A new study has some pretty interesting info on how Denuvo DRM can help stabilize piracy as it relates to full game sales. The study is called Revenue effects of Denuvo digital rights management on PC video games, and was published in volume 52 of the Entertainment Computing journal.
The study surmises that piracy and illegal sharing of software can actually have a sizable and noticeable impact on initial PC game sales during a title's critical launch window. The idea is that publishers and developers use Denuvo DRM to shield their games for the first 12 weeks on the market, which is enough time to alleviate most of the revenue losses.
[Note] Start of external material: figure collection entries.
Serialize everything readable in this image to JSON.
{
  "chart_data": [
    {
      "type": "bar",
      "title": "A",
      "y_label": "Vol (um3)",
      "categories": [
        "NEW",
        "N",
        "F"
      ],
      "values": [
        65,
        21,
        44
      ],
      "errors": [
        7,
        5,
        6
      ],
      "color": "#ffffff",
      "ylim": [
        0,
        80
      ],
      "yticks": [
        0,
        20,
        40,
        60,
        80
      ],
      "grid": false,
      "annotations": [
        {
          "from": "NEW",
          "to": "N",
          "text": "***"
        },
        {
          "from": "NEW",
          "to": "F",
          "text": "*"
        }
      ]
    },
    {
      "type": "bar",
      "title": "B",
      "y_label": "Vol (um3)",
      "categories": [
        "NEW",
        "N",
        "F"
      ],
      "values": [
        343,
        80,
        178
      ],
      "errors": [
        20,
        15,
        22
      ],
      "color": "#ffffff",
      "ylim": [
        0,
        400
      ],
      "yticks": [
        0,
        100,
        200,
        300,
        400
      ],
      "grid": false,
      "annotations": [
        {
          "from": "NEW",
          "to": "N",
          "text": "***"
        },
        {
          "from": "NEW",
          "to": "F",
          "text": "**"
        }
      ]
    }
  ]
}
The paper's author, William M. Volckmann II, explains:
I exploit the randomness with which Denuvo is cracked to estimate the effect Denuvo has on protecting revenue from piracy displacement.
When Denuvo is cracked very early on, piracy leads to an estimated 20 percent fall in total revenue on average relative to an uncracked counterfactual, but that effect is weaker the longer it takes for Denuvo to be cracked.
When Denuvo survives for at least 12 weeks, piracy leads to nearly zero total revenue loss on average. The results suggest that Denuvo does protect legitimate sales to an estimated mean of 15 percent of total revenue and median of 20 percent, but there is little justification to employ Denuvo long-term (i.e. for more than three months), especially given that Denuvo can have negative technical side effects and is generally disliked by users.
- Denuvo DRM protects total revenue from piracy by a mean of 15% and a median of 20%.
- Piracy causes mean total revenue to decrease by 20% when Denuvo is cracked quickly.
- Piracy causes zero mean total revenue loss when Denuvo survives for 12 weeks or more.
- The characteristics of a game cannot explain its likelihood of being cracked.
This explains why publishers typically only use Denuvo DRM on a temporary basis, and will often remove the protections months or so after the game is released. The teams clearly want to absorb as much initial sales revenue as possible before the game rotates into an evergreen catalog title.